Thiers[817] finds in the minuteness of detail in which this supposed order is stated in the Memoirs a proof that it could not have been invented. We do not so regard the matter. To our mind, the terms in which Napoleon has, in the extract given above, framed what he says was the order which he sent to Grouchy, simply express the expectations formed in his own mind of what Grouchy would do, when, after having received the Bertrand order, he found that Blücher had fallen back towards the English. We think the orders sent to Ney on the afternoon of the battle of Ligny should serve as a guide to us here.
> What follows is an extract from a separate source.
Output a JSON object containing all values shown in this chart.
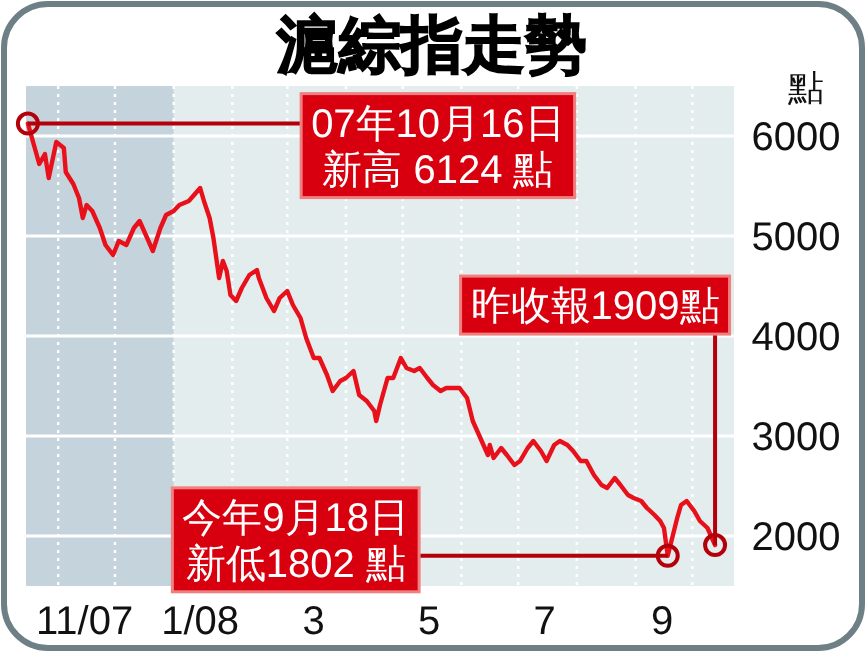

We do not believe that Napoleon sent to Grouchy any such order as that which he gives in his Memoirs; but then we do believe that he sent him the Bertrand order, which he does not even mention in his Memoirs, and which in fact he no doubt forgot all about. And we believe that, having a distinct recollection of having sent Grouchy an order, and also a very distinct recollection of what he expected Grouchy would do when he got the order, he has fused the two things in his mind, and has given us his order in the terms of his expectations.
There is nothing very uncommon about this. It is certainly to be distinguished from deliberate misrepresentation. It is partly, at any rate, the result of an active imagination working on facts imperfectly recollected, but which have been dwelt upon until the mind has become disturbed and warped.
APPENDIX B.
ON MARSHAL GROUCHY AND THE BERTRAND ORDER.
We have stated (ante, p. 208) that Marshal Grouchy “denied, over and over again, in his pamphlets written about the battle, ever having received any written order, whether from Napoleon or Soult, until the next day (the 18th)”; and we have pointed out the grave misconceptions of the conduct of Napoleon which have been the result of these denials on the part of Marshal Grouchy, which, for many years, were very generally credited. We now propose to prove the truth of our statement.
In 1818 Marshal Grouchy published in Philadelphia his “Observations sur la Relation de la Campagne de 1815 publiée par le Général Gourgaud.” After giving an account of the verbal orders which Napoleon gave him, of his observations in regard to them, and of the Emperor’s reply (ante, p. 207), he says:—[818]
“Such are the only dispositions which were communicated to me; the only orders which I received.”
In the same pamphlet he says:—[819]
“But why, unceasingly repeats this ‘Combatant of Waterloo,’—why does not Marshal Grouchy publish the text of the orders which he received?